NASA’s Parker Solar Probe Gets Cutting Edge Heat-Shield Before August Launch

For the mission that will get a spacecraft to closest proximity to the sun, NASA has equipped the Parker Solar Probe with a breakthrough heat shield technology.

The historic spacecraft was outfitted with the Thermal Protection System or TPS heat shield on June 27, NASA announced Thursday. The agency has also invited media to see the entire spacecraft on July 13 at the Astrotech Space Operations in Titusville, Florida.

NASA's Parker Solar Probe is set to launch no earlier than Aug. 4 from Cape Canaveral Air Force Station in Florida.

The Heat Shield

TPS is an 8-foot-diameter heat shield designed to protect the spacecraft within its umbra or the shadow it will cast on the spacecraft. When the Parker Solar Probe achieves its closest approach to the sun, temperatures can reach nearly 2,500 degrees Fahrenheit. The heat shield will take most of the heat, allowing only about 85 degrees Fahrenheit of heat penetrating the spacecraft.

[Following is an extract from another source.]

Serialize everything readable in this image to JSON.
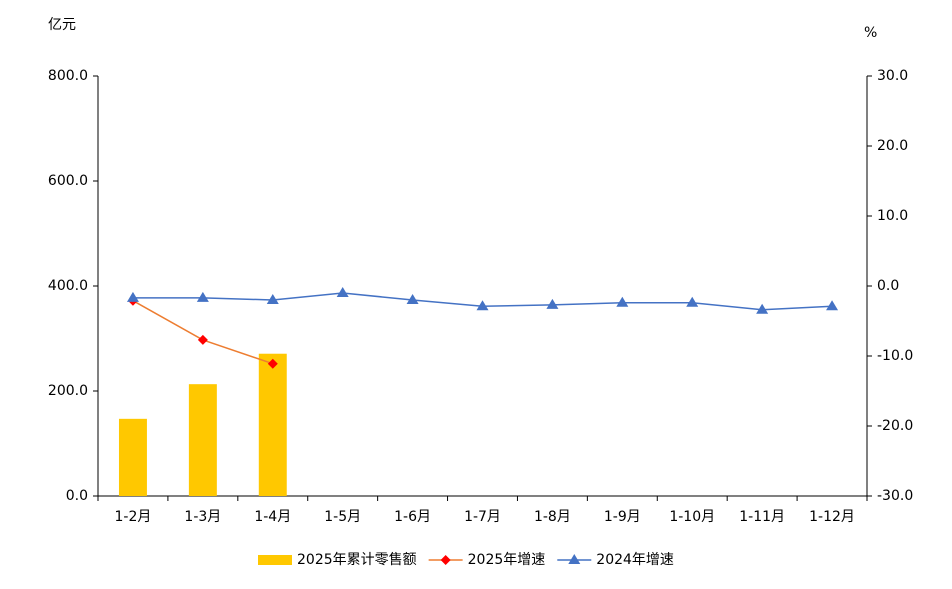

TPS is constructed like a sandwich. A carbon foam core, which measures 4.5 inches, is squeezed in between two panels of superheated carbon-carbon composite materials. The side that faces the sun is sprayed with a white coating specially formulated to repel the sun's energy from TPS.

The heat shield weighs only about 160 pounds. It has to be designed as light as possible because when the Parker Solar Probe reached its closest approach to the sun, it will be traveling as fast as 430,000 miles per hour. It will be like traveling from Philadelphia to Washington, D.C., in about one second.

The installation made on June 27 was actually the second time NASA has installed TPS on the spacecraft. The agency has initially installed TPS in 2017 during testing at the Johns Hopkins Applied Physics Lab in Laurel, Maryland.

The current installation, on the other hand, is the final and full integration of the TPS on the Parker Solar Probe.

Parker Solar Probe

Parker Solar Probe will get seven times closer to the atmosphere of the sun, known as the corona. This is something that has not been done by any spacecraft in the past. It will provide experts with the nearest ever observations of a star.

The spacecraft will use Venus' gravity to conduct seven flybys over its almost seven-year long mission. It will fly through the sun's atmosphere as close as 3.8 million miles, entering an orbit well within Mercury. Earth's average distance to the sun is 93 million miles.

Ultimately, the Parker Solar Probe will help experts know about the origin and evolution of the solar wind. It will contribute information that helps experts forecast changes in Earth's space environment that impact life and technology on Earth.